Vital rates were not modeled to be density-dependent. Although we could have done so, the strength and form of the relationship would have been pure speculation and therefore we chose to assume that birth and death rates did not vary with population size. We suggest that this makes our models conservative as regards their ability to predict a population’s ability to sustain itself because the vital rates used were taken from populations in the parks that were likely at or near capacity, and thus already experiencing any negative effects of high density. Adding density-dependence would have led to higher F and/or S_A at lower N. The effect of this would have been to accelerate growth, but we would have ultimately arrived at the same vital rates as N approached K. The model randomly chose a value of F/2, S_A, and S_D from a range of values falling within ±2 standard errors of mean F/2 and S_A and ±20 % of mean S_D. To determine S_I for each park, the model calculated monthly survival rate (MSR) for the randomly chosen S_A from each park individually at each iteration. That monthly survival rate was raised to the power of 10 to determine the equivalent survival rate for an adult for the 10 month period preceding a recruit’s first opportunity to breed (1 July to 1 April). The latter was then multiplied by the designated proportion (0.7, 0.8, 0.9, or 1.0) to obtain S_I. Survival from the point of fledging to the following breeding season (S_Yr1) was the product of S_D and S_I. The product of F/2 and S_Yr1 equaled the number of new recruits, which when added to S_A yielded λ. Dinsmore et al. (2010) described a 2-stage (juvenile and adult) Leslie matrix for a birth pulse population censused in the postbreeding period. The towhee data conformed to these conditions, and we found that our estimates of λ were identical to that generated by Dinsmore et al.’s (2010) model when we ran our model with constant parameter values (i.e., as a deterministic model). Our STELLA model thus generated accurate estimates of λ but with the incorporation of stochasticity in all vital rates.

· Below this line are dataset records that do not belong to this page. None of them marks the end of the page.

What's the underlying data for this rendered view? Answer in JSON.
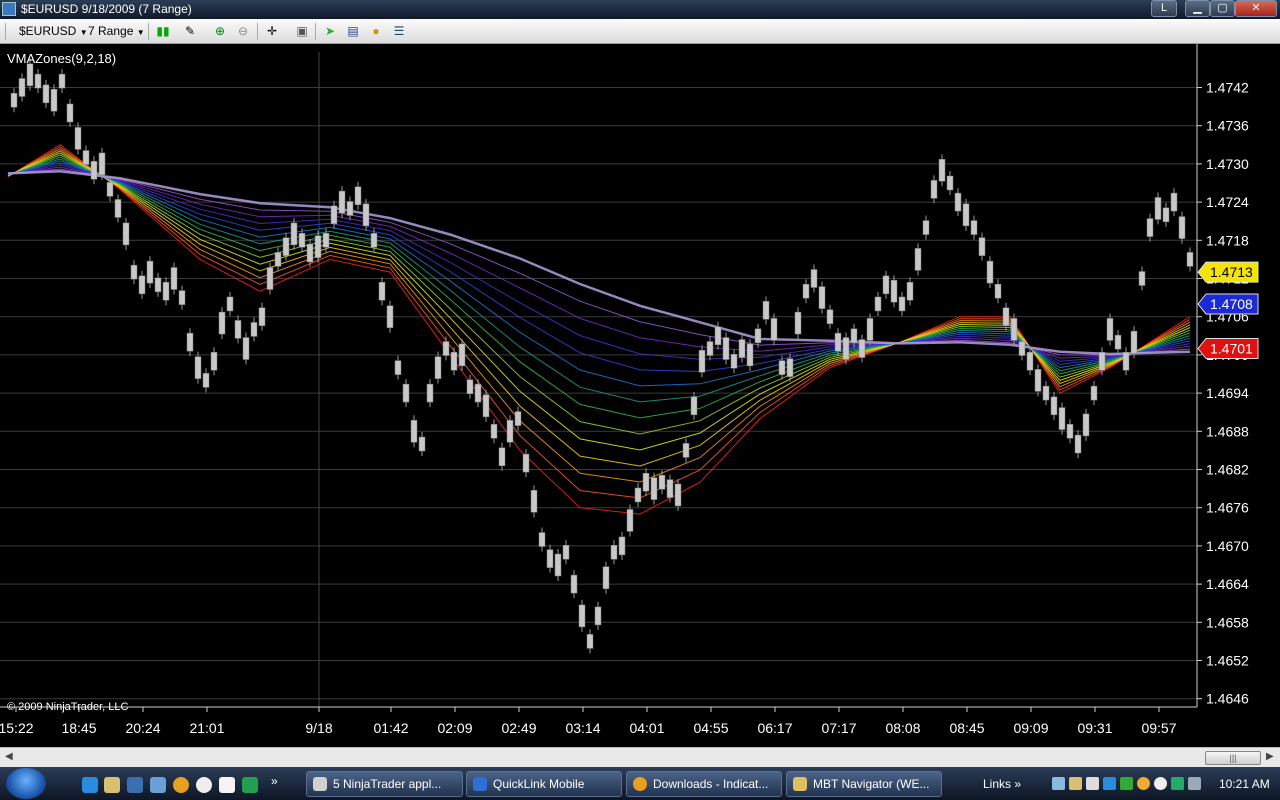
{
  "window": {
    "title": "$EURUSD  9/18/2009 (7 Range)",
    "buttons": {
      "l": "L",
      "minimize": "▁",
      "maximize": "▢",
      "close": "✕"
    }
  },
  "toolbar": {
    "instrument": "$EURUSD",
    "period": "7 Range",
    "icons": [
      "candlestick-icon",
      "pencil-icon",
      "zoom-in-icon",
      "zoom-out-icon",
      "crosshair-icon",
      "snapshot-icon",
      "strategy-icon",
      "indicator-icon",
      "coin-icon",
      "properties-icon"
    ]
  },
  "chart": {
    "indicator_label": "VMAZones(9,2,18)",
    "copyright": "© 2009 NinjaTrader, LLC",
    "price_ticks": [
      "1.4742",
      "1.4736",
      "1.4730",
      "1.4724",
      "1.4718",
      "1.4712",
      "1.4706",
      "1.4700",
      "1.4694",
      "1.4688",
      "1.4682",
      "1.4676",
      "1.4670",
      "1.4664",
      "1.4658",
      "1.4652",
      "1.4646"
    ],
    "time_ticks": [
      "15:22",
      "18:45",
      "20:24",
      "21:01",
      "9/18",
      "01:42",
      "02:09",
      "02:49",
      "03:14",
      "04:01",
      "04:55",
      "06:17",
      "07:17",
      "08:08",
      "08:45",
      "09:09",
      "09:31",
      "09:57"
    ],
    "price_markers": [
      {
        "label": "1.4713",
        "color": "#f5e400",
        "text_color": "#000000"
      },
      {
        "label": "1.4708",
        "color": "#1a2bd6",
        "text_color": "#ffffff"
      },
      {
        "label": "1.4701",
        "color": "#e01010",
        "text_color": "#ffffff"
      }
    ],
    "colors": {
      "background": "#000000",
      "grid": "#3a3a3a",
      "candle": "#c8c8c8",
      "axis_text": "#ffffff"
    }
  },
  "scrollbar": {
    "left_arrow": "◀",
    "right_arrow": "▶",
    "thumb_grip": "|||"
  },
  "taskbar": {
    "tasks": [
      {
        "label": "5 NinjaTrader appl...",
        "icon_color": "#d0d0d0"
      },
      {
        "label": "QuickLink Mobile",
        "icon_color": "#2f6fd6"
      },
      {
        "label": "Downloads - Indicat...",
        "icon_color": "#e8a020"
      },
      {
        "label": "MBT Navigator (WE...",
        "icon_color": "#e0c060"
      }
    ],
    "links": "Links",
    "clock": "10:21 AM"
  }
}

The 10 estimates of λ from the decade-long simulation were averaged and the population size in the final year (N_final) also averaged to produce a single data point for both S_A and N_Final. Five hundred such simulations were run for each park at all levels of S_I (0.7*S_A, 0.8*S_A, etc.), but only every fifth estimate was used so as to reduce possible serial correlation among randomly chosen values. Consequently, the number of simulations used to calculate grand mean λ and N_Final for each park at each category of S_I was 100 in our initial modelling efforts. However, we reduced the sample size to 50 in all subsequent simulations (see below) because comparison of the mean of the running average of λ at iterations 46 through 50 to that at iterations 96 through 100 showed that the differences in λ to be well below 1 % (mean difference = 0.22 [SE = 0.047 %], n = 16 comparisons). In short, iterations beyond 50 did not improve the accuracy of our estimates of λ.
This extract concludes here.